Along these lines, Ness concluded that unlicensed bands must share the spectrum with a wide assortment of other unlicensed services. There, parties must share spectrum with a wide assortment of other unlicensed services, frequently adapting their technologies to avoid interference. This principle is without a doubt the most unreceptive to the new paradigm of spectrum management. She understood the prospect of a new concept of spectrum—scarce, but infinite in its capabilities.

Nevertheless, she does not discuss the probability of an entire spectrum without allocation. The idea of dividing and licensing the spectrum still dominates this rationale. In addition, the tragedy of the commons seems to be an eternal concern with new technologies in a non-licensed environment. Commissioner Ness has said that the FCC "should provide greater service flexibility, particularly for emerging technologies.

Generally, licensees should not need Commission approval to adjust their services to meet market demand where there is no interference. Allowing greater flexibility will enable the licensee to respond rapidly to market conditions. This argument again supports the idea of spread spectrum technology leading to a new paradigm of spectrum management. If the market demands new and broader solutions, the FCC and the current regulation should not be the obstacle to better services and more extensive and greater access to the spectrum.

Commissioner Ness indicated that the marketplace should resolve the debate between competing technologies. The free market will work better if the FCC avoids setting standards where the technology is an extension of an established service. However, after being disfavored for so long in comparison to licensed services, spread spectrum and other digital radio technology probably need some active assistance in order to share the spectrum without either allocation or interference.

While a system of open spectrum access generally means less regulatory involvement, it may actually necessitate larger governmental involvement in standard setting. Ness suggested that there is greater efficiency if spectrum users bear some relationship to the propagation characteristics of the spectrum.

But not even a Wireless Summit can by edict eliminate the laws of physics. The higher the frequency, the shorter the wavelength and the shorter the distance the signal is carried. Mobility is best achieved in bands 2 GHz and below.

This is a critical point when looking at the actual stage of new technology experiments. The frequency ranges assigned to develop the spread spectrum services and others similar are very limited. In order to create a global impact using the new paradigm, it is necessary to have a broader part of the spectrum, and not simply a "black corner" as is the case today.

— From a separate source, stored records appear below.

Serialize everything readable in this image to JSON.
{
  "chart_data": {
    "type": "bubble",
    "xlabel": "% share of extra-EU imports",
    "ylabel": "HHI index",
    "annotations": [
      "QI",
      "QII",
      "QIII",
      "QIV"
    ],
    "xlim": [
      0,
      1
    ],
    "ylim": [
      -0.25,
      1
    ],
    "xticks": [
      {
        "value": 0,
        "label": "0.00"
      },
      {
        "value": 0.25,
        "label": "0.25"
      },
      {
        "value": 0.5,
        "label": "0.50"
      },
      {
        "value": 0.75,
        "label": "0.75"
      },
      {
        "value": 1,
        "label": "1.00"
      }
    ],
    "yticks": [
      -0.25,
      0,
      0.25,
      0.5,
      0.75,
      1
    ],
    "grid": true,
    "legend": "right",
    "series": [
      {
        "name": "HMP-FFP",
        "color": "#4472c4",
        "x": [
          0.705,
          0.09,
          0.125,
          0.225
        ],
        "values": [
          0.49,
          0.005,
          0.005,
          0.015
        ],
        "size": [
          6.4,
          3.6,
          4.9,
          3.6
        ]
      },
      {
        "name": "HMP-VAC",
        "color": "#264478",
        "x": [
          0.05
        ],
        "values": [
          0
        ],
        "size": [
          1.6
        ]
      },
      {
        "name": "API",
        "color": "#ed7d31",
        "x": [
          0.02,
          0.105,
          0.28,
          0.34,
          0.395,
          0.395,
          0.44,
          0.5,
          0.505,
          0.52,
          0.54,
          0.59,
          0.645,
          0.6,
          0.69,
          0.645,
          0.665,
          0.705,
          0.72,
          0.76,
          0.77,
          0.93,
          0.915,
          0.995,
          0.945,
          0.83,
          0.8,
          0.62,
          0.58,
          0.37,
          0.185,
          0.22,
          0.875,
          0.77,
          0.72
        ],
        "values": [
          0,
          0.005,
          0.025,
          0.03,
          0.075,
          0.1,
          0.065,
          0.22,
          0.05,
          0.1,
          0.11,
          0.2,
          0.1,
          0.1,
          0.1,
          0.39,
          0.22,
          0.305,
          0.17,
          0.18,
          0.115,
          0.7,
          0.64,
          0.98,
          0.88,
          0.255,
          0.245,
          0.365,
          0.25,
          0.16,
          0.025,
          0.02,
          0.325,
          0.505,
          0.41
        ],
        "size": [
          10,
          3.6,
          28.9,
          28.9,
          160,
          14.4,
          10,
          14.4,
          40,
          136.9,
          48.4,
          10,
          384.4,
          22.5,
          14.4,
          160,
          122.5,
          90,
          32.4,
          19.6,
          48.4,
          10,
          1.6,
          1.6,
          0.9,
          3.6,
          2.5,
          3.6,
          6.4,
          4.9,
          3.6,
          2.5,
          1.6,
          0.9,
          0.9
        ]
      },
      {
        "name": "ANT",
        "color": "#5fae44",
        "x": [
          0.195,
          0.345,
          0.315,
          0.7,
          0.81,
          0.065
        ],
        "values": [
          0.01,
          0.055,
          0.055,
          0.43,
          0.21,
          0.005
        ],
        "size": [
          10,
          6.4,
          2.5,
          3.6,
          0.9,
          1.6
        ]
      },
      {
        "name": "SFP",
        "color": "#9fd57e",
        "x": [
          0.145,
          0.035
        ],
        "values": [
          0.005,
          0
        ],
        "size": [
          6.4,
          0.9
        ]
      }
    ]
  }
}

Somehow, Ness decided to express her sympathy for the auction methodology while developing this principle. However, she pointed out that there are times when the public is better served by not auctioning licenses. For example, she said that the FCC has set aside bandwidth for unlicensed services, such as cordless telephones, remote home and auto security devices, and wireless access to the Internet. This idea, among others, indirectly gives support to a new concept of spectrum management.

The judicial and legislative authorities of the United States presume that spectrum is scarce. They founded all the norms and jurisprudence on the spectrum scarcity presumption.